This is for anyone who has knowledge of electromagnetism and/or the university curriculum decision making process. I'd like only serious responses please, I am hoping to learn something here.
So, for those of you who have taken electromagnetism classes, you know the whole language, right. First you are taught the very basic process of electrostatics (charges, electric fields, definition of voltage). Then, one day, the teacher starts talking a whole different language. You learn about potential in a circuit, and about all the features in the artificial situations of idealized circuits. You learn that V=IR and kirchoffs rules.
Wait a minute though! What happened to the charges? What happened to the electric field. The mind checks for an understanding of mechanism, so you try to figure out what's actually happening with the charges in a circuit. I dare you to try it now. Try to explain some basic circuit phenomenon in terms of charges and electric fields.
If you've been taught electromagnetism the traditional way, you won't be able to do this. "how is there a potential difference in a wire across a circuit, when the source of the potential difference is all the way over there" "Does the electric field bend into the wire or something"?

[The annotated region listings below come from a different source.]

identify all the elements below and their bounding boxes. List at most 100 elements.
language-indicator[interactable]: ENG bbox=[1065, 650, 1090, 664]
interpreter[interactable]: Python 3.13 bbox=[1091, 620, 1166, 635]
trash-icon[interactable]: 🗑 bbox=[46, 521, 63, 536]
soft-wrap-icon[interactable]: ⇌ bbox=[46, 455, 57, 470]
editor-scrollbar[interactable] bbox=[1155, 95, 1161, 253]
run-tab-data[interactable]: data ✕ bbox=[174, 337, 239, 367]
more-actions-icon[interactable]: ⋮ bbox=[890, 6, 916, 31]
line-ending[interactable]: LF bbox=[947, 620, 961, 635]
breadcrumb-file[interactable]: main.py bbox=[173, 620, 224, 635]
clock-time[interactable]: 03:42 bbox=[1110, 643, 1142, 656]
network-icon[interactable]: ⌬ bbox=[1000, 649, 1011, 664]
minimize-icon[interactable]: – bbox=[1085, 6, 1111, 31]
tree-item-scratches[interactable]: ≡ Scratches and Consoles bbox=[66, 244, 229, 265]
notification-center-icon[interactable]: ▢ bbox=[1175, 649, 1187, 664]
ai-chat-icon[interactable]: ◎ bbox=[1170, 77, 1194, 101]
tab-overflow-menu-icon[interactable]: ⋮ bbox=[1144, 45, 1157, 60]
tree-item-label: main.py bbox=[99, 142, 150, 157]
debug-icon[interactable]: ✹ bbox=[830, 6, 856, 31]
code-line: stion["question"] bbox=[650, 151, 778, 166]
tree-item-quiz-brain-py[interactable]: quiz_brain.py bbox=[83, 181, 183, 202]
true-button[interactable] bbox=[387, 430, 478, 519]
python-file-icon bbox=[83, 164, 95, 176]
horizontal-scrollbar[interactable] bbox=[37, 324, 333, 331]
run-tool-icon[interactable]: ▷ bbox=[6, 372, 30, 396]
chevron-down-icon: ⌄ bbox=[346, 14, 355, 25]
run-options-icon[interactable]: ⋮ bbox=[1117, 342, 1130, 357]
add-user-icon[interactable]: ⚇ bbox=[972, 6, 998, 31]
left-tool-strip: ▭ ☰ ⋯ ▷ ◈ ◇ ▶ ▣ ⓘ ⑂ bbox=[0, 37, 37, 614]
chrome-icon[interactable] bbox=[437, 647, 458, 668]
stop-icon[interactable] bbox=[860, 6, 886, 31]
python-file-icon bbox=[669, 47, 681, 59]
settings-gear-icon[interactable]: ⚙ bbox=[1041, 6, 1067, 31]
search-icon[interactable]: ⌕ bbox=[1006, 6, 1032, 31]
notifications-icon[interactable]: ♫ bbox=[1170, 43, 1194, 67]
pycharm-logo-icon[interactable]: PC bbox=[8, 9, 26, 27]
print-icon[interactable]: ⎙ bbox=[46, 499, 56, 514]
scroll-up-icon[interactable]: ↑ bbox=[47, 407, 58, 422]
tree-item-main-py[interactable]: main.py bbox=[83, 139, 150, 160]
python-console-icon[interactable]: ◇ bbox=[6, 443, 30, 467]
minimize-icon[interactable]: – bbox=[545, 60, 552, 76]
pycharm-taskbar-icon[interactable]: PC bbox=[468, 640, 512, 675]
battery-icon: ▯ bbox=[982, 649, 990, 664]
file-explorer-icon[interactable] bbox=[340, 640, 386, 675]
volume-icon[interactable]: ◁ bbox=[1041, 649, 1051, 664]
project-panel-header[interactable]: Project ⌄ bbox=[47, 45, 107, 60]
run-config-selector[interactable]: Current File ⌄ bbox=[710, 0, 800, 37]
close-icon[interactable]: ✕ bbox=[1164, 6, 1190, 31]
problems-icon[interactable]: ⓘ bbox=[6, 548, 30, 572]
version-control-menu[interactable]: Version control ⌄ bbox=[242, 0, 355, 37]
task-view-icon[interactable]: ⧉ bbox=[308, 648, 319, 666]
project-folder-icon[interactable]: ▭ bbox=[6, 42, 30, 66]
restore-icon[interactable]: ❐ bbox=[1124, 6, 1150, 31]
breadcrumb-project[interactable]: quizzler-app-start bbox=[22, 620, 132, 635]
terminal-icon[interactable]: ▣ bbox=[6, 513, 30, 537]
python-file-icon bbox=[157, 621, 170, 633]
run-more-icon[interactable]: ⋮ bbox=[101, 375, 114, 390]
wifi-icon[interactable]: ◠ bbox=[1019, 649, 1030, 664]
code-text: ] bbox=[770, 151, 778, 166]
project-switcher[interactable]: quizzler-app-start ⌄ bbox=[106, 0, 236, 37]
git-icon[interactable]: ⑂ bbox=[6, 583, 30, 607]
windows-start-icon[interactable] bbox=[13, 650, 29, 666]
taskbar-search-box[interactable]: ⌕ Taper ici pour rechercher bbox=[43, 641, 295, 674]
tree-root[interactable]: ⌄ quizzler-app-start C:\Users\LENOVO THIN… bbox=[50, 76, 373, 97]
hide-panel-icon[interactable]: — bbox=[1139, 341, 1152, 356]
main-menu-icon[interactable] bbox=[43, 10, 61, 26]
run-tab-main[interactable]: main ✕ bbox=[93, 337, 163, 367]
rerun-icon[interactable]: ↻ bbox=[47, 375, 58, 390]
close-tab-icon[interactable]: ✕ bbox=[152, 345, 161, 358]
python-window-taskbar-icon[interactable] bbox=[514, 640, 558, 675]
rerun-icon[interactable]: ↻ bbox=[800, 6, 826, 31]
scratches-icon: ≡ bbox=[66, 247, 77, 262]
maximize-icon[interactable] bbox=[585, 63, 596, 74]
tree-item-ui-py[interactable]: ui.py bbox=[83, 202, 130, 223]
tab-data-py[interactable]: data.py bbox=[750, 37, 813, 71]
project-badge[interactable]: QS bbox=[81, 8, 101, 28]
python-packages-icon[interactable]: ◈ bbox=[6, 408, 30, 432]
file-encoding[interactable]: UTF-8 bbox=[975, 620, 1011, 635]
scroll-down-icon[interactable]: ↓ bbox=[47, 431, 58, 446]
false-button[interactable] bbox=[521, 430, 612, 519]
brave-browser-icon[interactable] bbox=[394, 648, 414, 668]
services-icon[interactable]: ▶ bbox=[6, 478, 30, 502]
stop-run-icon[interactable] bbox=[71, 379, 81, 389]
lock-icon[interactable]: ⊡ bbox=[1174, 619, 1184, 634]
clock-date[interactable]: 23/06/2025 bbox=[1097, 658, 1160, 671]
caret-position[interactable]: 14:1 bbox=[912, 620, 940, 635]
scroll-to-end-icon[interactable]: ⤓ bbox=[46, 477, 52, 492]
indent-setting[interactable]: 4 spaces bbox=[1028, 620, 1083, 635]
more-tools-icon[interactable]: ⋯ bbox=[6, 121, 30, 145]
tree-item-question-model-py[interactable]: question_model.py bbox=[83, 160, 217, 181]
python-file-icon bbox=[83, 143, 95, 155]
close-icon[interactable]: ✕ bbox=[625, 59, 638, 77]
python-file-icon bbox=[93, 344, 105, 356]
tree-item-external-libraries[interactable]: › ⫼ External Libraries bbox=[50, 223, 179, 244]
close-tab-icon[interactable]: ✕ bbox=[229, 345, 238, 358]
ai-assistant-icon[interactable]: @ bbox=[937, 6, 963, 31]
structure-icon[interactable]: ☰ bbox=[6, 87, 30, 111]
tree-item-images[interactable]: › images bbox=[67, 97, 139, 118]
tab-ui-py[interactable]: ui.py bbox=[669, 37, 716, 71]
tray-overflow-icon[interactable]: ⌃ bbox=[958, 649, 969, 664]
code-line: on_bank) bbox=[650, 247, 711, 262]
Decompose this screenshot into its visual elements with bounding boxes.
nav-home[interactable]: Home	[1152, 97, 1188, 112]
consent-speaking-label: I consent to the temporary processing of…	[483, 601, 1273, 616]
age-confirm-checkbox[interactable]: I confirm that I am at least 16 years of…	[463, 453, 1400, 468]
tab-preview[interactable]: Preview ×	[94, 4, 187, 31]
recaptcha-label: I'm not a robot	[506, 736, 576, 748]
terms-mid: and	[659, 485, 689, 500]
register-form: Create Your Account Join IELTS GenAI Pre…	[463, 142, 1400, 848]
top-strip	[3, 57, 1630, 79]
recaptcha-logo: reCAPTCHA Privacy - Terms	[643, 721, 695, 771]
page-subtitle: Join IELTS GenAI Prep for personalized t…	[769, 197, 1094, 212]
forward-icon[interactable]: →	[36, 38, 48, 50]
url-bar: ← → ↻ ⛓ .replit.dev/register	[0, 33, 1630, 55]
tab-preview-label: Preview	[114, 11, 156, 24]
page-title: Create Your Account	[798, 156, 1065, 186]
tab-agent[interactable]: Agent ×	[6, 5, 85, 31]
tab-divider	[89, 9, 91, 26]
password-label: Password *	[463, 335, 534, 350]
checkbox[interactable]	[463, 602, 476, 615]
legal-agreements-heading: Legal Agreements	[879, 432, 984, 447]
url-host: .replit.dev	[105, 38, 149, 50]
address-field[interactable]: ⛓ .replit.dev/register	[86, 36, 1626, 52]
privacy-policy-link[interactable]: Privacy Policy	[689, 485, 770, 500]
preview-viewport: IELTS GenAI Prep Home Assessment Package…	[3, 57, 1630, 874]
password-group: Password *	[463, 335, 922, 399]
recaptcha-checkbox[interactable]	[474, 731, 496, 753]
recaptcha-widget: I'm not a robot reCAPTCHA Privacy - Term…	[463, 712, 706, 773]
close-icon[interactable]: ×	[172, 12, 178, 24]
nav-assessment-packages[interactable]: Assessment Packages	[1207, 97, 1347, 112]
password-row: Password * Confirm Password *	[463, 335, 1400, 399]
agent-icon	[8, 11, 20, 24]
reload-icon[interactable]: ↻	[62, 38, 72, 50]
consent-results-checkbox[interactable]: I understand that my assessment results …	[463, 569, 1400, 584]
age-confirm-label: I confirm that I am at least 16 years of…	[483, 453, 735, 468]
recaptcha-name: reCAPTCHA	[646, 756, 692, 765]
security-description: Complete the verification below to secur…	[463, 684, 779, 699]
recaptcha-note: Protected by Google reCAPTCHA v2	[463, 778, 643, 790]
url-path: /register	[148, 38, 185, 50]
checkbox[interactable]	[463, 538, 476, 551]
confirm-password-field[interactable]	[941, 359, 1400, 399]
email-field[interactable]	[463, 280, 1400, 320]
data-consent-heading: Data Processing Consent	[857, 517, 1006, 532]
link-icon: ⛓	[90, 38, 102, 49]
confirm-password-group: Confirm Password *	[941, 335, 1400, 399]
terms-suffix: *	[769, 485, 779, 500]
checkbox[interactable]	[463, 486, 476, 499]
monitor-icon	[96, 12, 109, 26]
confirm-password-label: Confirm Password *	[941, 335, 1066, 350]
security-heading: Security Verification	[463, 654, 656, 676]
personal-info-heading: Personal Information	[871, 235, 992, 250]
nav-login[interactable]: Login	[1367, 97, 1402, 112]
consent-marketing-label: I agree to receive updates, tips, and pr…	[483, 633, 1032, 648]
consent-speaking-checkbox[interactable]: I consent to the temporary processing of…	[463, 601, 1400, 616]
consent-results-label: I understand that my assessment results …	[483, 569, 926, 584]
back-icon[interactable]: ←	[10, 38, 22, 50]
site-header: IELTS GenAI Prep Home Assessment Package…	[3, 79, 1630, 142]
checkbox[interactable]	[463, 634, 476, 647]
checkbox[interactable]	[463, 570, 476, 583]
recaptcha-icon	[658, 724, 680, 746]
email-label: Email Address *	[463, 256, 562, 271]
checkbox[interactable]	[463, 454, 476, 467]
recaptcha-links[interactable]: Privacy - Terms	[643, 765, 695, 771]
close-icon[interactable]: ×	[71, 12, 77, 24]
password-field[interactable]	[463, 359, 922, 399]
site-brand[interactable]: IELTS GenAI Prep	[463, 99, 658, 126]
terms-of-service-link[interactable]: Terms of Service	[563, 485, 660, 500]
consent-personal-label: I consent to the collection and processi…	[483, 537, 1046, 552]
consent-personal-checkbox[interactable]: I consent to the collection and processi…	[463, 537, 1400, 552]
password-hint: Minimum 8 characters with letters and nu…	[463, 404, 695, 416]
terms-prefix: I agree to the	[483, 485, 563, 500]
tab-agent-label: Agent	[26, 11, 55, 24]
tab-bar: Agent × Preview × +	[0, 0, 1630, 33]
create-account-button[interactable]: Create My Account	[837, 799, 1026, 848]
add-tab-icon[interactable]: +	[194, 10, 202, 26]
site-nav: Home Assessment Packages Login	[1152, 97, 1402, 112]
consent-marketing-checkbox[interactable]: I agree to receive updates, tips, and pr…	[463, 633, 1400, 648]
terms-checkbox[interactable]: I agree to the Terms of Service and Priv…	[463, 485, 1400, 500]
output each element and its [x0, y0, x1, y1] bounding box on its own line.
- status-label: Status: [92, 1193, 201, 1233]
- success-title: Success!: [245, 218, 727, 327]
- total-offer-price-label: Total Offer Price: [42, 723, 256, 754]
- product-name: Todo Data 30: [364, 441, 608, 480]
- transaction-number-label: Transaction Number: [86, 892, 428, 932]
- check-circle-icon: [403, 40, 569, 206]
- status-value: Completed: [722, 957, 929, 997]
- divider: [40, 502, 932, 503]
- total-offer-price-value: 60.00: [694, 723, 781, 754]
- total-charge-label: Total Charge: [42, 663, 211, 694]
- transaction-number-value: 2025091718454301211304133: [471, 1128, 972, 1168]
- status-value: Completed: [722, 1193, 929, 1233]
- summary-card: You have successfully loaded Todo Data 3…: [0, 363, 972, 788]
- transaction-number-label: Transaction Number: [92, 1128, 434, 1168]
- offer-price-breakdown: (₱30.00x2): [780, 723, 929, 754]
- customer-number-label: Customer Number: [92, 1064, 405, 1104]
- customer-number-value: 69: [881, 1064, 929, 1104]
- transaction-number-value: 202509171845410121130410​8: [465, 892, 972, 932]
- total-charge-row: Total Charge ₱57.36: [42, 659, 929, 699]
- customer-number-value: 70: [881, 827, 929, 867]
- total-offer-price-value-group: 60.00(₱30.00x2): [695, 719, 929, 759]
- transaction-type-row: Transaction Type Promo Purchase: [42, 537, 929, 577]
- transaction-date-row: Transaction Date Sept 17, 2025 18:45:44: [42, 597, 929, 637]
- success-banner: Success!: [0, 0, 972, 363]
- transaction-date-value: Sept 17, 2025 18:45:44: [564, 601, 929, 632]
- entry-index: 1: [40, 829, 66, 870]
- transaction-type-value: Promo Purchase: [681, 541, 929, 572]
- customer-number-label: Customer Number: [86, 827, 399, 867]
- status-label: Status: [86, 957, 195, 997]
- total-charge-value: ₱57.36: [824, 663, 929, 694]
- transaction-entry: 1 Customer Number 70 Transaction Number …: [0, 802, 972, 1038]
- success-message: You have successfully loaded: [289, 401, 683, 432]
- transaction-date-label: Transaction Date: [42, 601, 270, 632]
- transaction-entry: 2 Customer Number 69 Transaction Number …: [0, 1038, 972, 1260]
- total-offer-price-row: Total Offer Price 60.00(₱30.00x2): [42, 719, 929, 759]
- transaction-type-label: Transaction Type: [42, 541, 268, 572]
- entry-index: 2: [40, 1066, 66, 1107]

The typical teacher responses to this are:
Robotically reemphasize that thier is a potential difference across the circuit.
Indroduce a vague (and false) principle of 'direct contact'
Say (falsely) that the electrons push each other along, like water in a pipe.
The truth is, in some very short time before the current flows, the electric from, say, a capacitor, pushes the charges around until they align in a 'steady state' distribution along the wire. Then there is actually an electric field in the wire and the current flows.
So my real question is, why haven't physics professors changed thier way of teaching electromagnetism. The misconceptions the current method causes, and the lack of understanding it leaves students with is OBVIOUS.
So how do curriculum decisions get made, and what is preventing progress in curriculums in math and science departments?